4. From Christoph van Wuellen:
Are atoms spherical?

For an isolated atom, since the external potential is spherical, the "density" has to be spherical as well. For degenerate states, the "density" thus is the ensemble density.

For an atom in an environment, there is no such argument. E.g. the density of a hydrogen atom will be deformed by the nearby presence of another hydrogen atom -- they form a bond.

So, if atoms in VanDerWaals situations are nonspherical, this does not mean the "atom itself" is non-spherical.

Nonspherical atoms as the result of a quantum-chemical calculations are a different topic, they mostly aris through symmetry breaking, that mostly is a defect of the chosen method. If, e.g. a fluorine atom is treated at the single-configuration level and if pz is chosen to be singly occupied, then
the radial wave function of pz will be different from px and py --- no spherical density can be obtained even for an ensemble. This will change if one goes to a state-averaged calculation.

-Christoph van Wuellen
Christoph.van.Wuellen #*at*# ruhr-uni-bochum.de

(Alan: I wrote some additional questions to Christoph, and his replies shed some more light on this question)

5. From Christoph van Wuellen:
for the electronic system, the electron-nuclear attraction is the "external potential" (i.e. external to the electrons), and that is spherical. The electron-electron interaction is "internal".

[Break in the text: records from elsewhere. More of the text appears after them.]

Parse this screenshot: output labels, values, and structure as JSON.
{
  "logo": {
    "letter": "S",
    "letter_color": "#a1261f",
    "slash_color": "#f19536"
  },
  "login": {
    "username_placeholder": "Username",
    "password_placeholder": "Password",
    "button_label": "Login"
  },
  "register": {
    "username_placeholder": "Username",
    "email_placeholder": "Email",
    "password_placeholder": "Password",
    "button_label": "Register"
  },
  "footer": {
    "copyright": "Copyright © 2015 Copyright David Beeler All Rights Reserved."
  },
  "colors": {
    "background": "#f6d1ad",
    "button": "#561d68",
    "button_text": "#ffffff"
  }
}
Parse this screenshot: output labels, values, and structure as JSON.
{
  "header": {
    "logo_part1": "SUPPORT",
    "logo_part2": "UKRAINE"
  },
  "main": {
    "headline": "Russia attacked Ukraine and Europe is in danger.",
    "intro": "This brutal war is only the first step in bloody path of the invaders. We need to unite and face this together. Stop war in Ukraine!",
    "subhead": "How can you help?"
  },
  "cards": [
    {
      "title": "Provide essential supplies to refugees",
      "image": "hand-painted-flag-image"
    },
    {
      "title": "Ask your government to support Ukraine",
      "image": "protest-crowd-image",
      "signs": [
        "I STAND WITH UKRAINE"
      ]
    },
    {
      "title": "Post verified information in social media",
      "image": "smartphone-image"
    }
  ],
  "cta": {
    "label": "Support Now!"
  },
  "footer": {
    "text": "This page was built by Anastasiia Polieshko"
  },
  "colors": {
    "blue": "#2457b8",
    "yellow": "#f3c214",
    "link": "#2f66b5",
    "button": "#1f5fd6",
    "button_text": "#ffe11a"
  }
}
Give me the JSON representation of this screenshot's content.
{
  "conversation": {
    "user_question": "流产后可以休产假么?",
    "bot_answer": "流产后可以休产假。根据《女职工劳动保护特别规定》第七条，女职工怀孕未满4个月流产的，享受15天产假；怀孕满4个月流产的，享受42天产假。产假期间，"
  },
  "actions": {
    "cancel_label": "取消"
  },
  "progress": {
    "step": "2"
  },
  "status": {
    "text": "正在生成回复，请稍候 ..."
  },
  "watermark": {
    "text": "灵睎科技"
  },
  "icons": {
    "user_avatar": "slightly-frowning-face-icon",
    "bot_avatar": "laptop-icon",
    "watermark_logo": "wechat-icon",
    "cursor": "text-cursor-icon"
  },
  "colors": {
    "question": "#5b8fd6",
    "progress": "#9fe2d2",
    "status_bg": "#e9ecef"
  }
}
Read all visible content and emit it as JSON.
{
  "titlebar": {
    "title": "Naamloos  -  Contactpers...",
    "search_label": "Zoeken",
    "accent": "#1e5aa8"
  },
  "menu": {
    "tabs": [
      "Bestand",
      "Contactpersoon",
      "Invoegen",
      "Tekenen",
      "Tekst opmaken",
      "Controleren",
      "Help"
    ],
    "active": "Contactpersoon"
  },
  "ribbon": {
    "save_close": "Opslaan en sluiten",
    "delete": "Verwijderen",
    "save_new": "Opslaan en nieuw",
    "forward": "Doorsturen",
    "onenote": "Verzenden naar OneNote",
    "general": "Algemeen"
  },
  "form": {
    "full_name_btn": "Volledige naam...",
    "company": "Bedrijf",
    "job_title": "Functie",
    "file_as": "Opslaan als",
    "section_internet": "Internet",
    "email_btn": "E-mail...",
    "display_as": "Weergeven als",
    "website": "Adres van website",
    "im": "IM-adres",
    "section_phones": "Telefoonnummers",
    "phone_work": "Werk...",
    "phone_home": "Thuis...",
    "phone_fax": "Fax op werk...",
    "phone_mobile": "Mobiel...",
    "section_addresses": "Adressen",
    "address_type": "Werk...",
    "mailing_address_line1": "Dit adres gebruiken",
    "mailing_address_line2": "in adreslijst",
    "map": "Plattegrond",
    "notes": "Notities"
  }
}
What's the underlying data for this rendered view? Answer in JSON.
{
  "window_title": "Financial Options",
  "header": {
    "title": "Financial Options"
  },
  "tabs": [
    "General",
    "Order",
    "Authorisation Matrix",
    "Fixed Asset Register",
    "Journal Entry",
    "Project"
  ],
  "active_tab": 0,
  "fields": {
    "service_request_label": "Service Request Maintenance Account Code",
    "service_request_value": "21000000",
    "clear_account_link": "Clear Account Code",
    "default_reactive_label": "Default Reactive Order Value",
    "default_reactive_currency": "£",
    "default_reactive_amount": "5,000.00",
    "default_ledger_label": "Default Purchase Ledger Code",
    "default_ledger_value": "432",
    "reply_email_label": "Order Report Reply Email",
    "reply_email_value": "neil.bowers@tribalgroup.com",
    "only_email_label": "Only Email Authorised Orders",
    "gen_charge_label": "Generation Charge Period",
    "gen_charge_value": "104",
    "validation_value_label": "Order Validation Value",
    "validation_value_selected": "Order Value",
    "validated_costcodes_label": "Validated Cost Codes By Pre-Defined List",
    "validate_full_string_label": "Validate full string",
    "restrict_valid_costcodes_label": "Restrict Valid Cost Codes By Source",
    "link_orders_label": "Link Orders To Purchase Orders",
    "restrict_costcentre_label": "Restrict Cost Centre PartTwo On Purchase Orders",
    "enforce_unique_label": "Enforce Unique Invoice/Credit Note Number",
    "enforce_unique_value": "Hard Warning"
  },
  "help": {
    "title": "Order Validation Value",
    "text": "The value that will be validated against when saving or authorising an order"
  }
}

So if you have a nonspherical density, you can just rotate the wave function a little bit and you get a rotated density. The rotated wave function must be degenerate with the original one. In the whole set of degenerate wave functions, you can find linear combinations which are angular momentum eigenfunctions and so forth...

In many-electron atoms, you will only find that the rotated wave functions form an irreducible representation of the rotation group with dimension 2L+1. Such "states" are then called S P D F .... states for L=0,1,2,3,....

If you do a calculation, you might encounter "symmetry breaking". This means that all the rotated images of your original wave function do not form an irrep of the rotation group (i.e. states higher L are mixed in). This does not happen for "true" atomic wave functions since configurations with different L are non-degenerate except for one-electron systems.